O Espelho Nunca Mais Reflete do Mesmo Jeito
- Renata Rocha

- 19 de jul.
- 2 min de leitura
Vez ou outra eu escrevo sobre isso.
Talvez, para quem me acompanha, pareça repetitivo. Talvez você pense que eu estou voltando sempre ao mesmo lugar.
Mas ninguém permanece igual por muito tempo.
Nem mesmo diante da mesma dor.
Há dias em que eu sinto que o meu coração virou pedra.
Não porque deixou de sentir, mas porque aprendeu que sentir também machuca.
É estranho perceber que, em algum momento do caminho, alguma parte de mim ficou para trás. Como se eu tivesse seguido em frente carregando apenas o suficiente para continuar existindo.
E existe uma diferença enorme entre existir e estar inteiro.
Hoje eu não confio plenamente nas pessoas.
Não deixo que elas se aproximem com facilidade.
Não porque eu ache que todo mundo vai me machucar.
Mas porque eu descobri que quem conhece as nossas fragilidades também conhece o lugar exato onde dói.
E esse conhecimento, quando usado como arma, deixa marcas difíceis de apagar.
Por isso, muitas vezes, eu vou embora antes.
Prefiro ser eu quem fecha a porta.
Prefiro virar as costas antes que alguém faça isso comigo.
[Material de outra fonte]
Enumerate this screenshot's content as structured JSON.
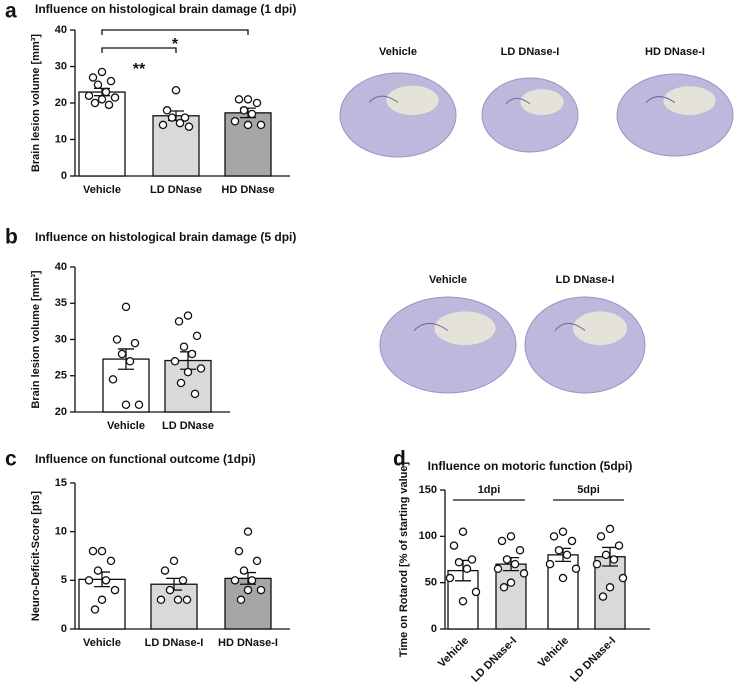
{
  "chart_data": [
    {
      "type": "bar",
      "panel": "a",
      "title": "Influence on histological brain damage (1 dpi)",
      "ylabel": "Brain lesion volume [mm³]",
      "categories": [
        "Vehicle",
        "LD DNase",
        "HD DNase"
      ],
      "values": [
        23,
        16.5,
        17.3
      ],
      "errors": [
        1,
        1.3,
        1.3
      ],
      "points": [
        [
          28.5,
          27,
          26,
          25,
          23,
          22,
          21.5,
          21,
          20,
          19.5
        ],
        [
          23.5,
          18,
          16,
          16,
          14.5,
          14,
          13.5
        ],
        [
          21,
          21,
          20,
          18,
          17,
          15,
          14,
          14
        ]
      ],
      "colors": [
        "#ffffff",
        "#d9d9d9",
        "#a6a6a6"
      ],
      "ylim": [
        0,
        40
      ],
      "yticks": [
        0,
        10,
        20,
        30,
        40
      ],
      "annotations": [
        "**",
        "*"
      ],
      "image_labels": [
        "Vehicle",
        "LD DNase-I",
        "HD DNase-I"
      ]
    },
    {
      "type": "bar",
      "panel": "b",
      "title": "Influence on histological brain damage (5 dpi)",
      "ylabel": "Brain lesion volume [mm³]",
      "categories": [
        "Vehicle",
        "LD DNase"
      ],
      "values": [
        27.3,
        27.1
      ],
      "errors": [
        1.4,
        1.2
      ],
      "points": [
        [
          34.5,
          30,
          29.5,
          28,
          27,
          24.5,
          21,
          21
        ],
        [
          33.3,
          32.5,
          30.5,
          29,
          28,
          27,
          26,
          25.5,
          24,
          22.5
        ]
      ],
      "colors": [
        "#ffffff",
        "#d9d9d9"
      ],
      "ylim": [
        20,
        40
      ],
      "yticks": [
        20,
        25,
        30,
        35,
        40
      ],
      "image_labels": [
        "Vehicle",
        "LD DNase-I"
      ]
    },
    {
      "type": "bar",
      "panel": "c",
      "title": "Influence on functional outcome (1dpi)",
      "ylabel": "Neuro-Deficit-Score [pts]",
      "categories": [
        "Vehicle",
        "LD DNase-I",
        "HD DNase-I"
      ],
      "values": [
        5.1,
        4.6,
        5.2
      ],
      "errors": [
        0.75,
        0.6,
        0.6
      ],
      "points": [
        [
          8,
          8,
          7,
          6,
          5,
          5,
          4,
          3,
          2
        ],
        [
          7,
          6,
          5,
          4,
          3,
          3,
          3
        ],
        [
          10,
          8,
          7,
          6,
          5,
          5,
          4,
          4,
          3
        ]
      ],
      "colors": [
        "#ffffff",
        "#d9d9d9",
        "#a6a6a6"
      ],
      "ylim": [
        0,
        15
      ],
      "yticks": [
        0,
        5,
        10,
        15
      ]
    },
    {
      "type": "bar",
      "panel": "d",
      "title": "Influence on motoric function (5dpi)",
      "ylabel": "Time on Rotarod [% of starting value]",
      "categories": [
        "Vehicle",
        "LD DNase-I",
        "Vehicle",
        "LD DNase-I"
      ],
      "values": [
        63,
        70,
        80,
        78
      ],
      "errors": [
        11,
        7,
        7,
        10
      ],
      "points": [
        [
          105,
          90,
          75,
          72,
          65,
          55,
          40,
          30
        ],
        [
          100,
          95,
          85,
          75,
          70,
          65,
          60,
          50,
          45
        ],
        [
          105,
          100,
          95,
          85,
          80,
          70,
          65,
          55
        ],
        [
          108,
          100,
          90,
          80,
          75,
          70,
          55,
          45,
          35
        ]
      ],
      "colors": [
        "#ffffff",
        "#d9d9d9",
        "#ffffff",
        "#d9d9d9"
      ],
      "ylim": [
        0,
        150
      ],
      "yticks": [
        0,
        50,
        100,
        150
      ],
      "groups": [
        "1dpi",
        "5dpi"
      ]
    }
  ]
}
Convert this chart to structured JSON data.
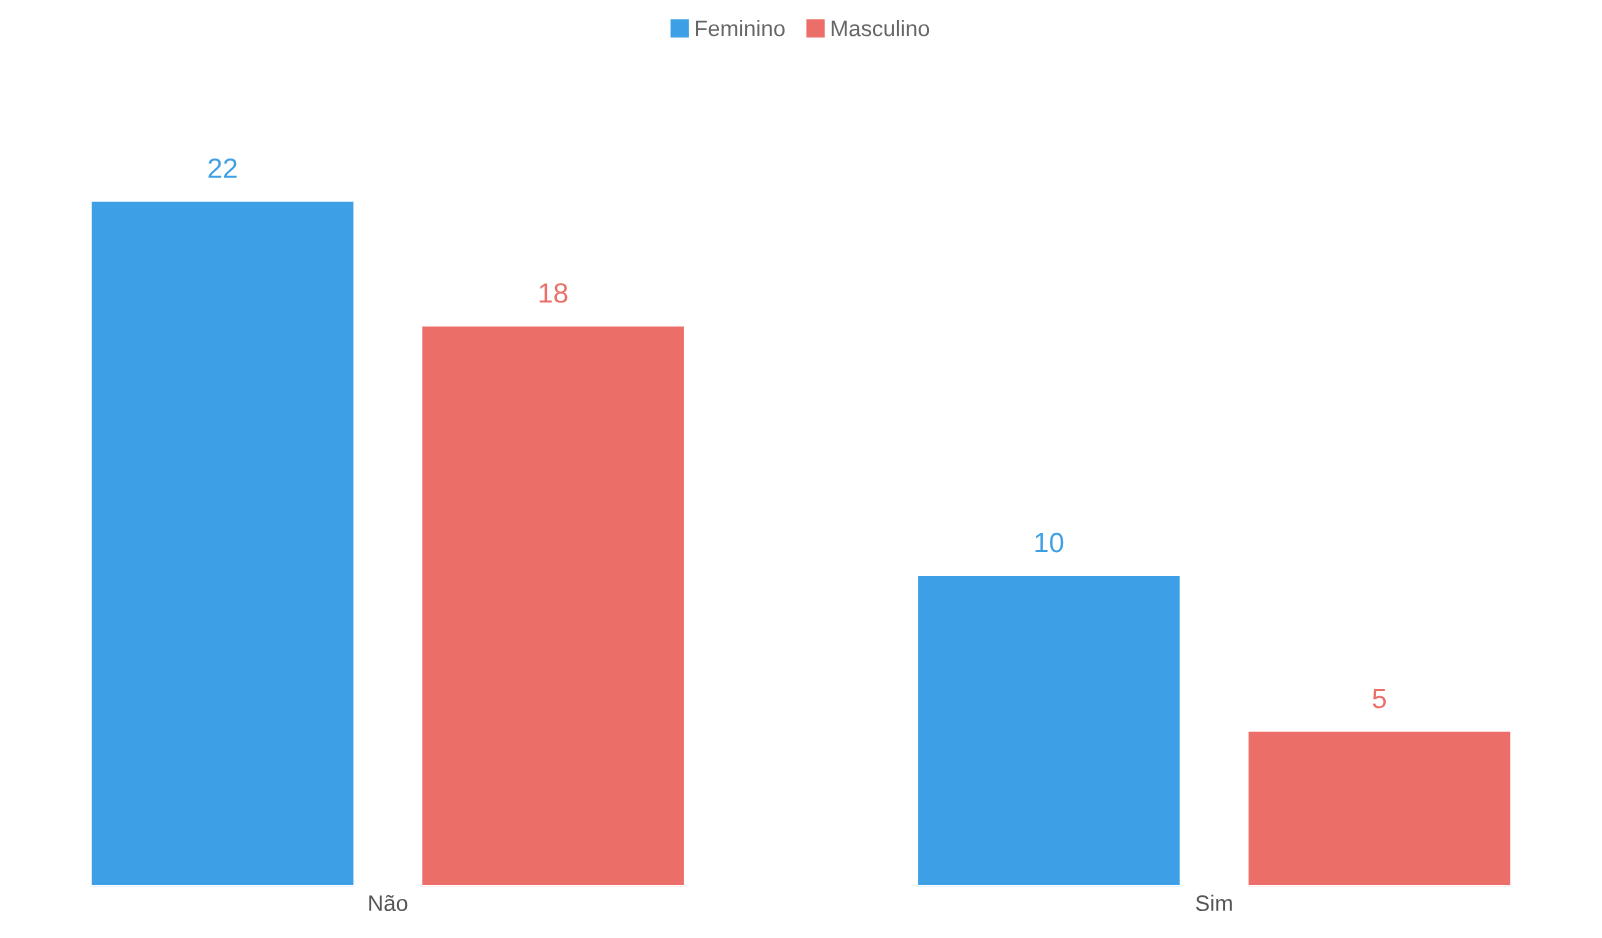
{
  "chart_data": {
    "type": "bar",
    "categories": [
      "Não",
      "Sim"
    ],
    "series": [
      {
        "name": "Feminino",
        "color": "#3da0e6",
        "values": [
          22,
          10
        ]
      },
      {
        "name": "Masculino",
        "color": "#ec6e68",
        "values": [
          18,
          5
        ]
      }
    ],
    "data_labels": true,
    "legend": "top",
    "grid": false
  }
}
É uma tentativa ingênua de acreditar que, se eu escolher a despedida, ela vai doer menos.
Nunca dói.
Tem coisas dentro da gente que quebram como um grande espelho pendurado na parede de uma sala.
Quando ele cai, o primeiro impulso é perguntar como aconteceu.
Depois vem o silêncio.
Porque não importa o cuidado que você tenha, um espelho partido nunca volta a ser o mesmo.
A gente até tenta.
Recolhe os pedaços com todo o cuidado do mundo.
Guarda alguns.
Transforma outros em decoração.
Diz para si mesmo que agora eles têm uma nova utilidade, uma nova beleza.
Mas a verdade é que nenhum daqueles cacos voltou a refletir como antes.
Cada pedaço mostra apenas um fragmento.
Um olho.
Uma mão.
Metade de um sorriso.
Nunca a pessoa inteira.
Às vezes acho que foi isso que aconteceu comigo.
Eu ainda existo.
Mas me vejo em partes.
Um pedaço aprendeu a desconfiar.
Outro prefere o silêncio.
Outro se acostumou tanto com a solidão que já nem sabe distinguir paz de isolamento.
Talvez sejam os traumas.
Talvez os medos.
Talvez as inseguranças que a gente passa tanto tempo escondendo que acabam acreditando que pertencem à nossa personalidade.
Eu não sei.
E, para ser sincera, nem sempre quero explicar.
Existem dores que a gente não conta porque faltam palavras.
Outras, porque faltam coragem.
E algumas porque, depois de tanto tempo, a gente já nem sabe onde elas começaram.
Só sei que ainda procuro o meu reflexo.
Na esperança de que, um dia, entre tantos pedaços espalhados dentro de mim, eu consiga me reconhecer outra vez.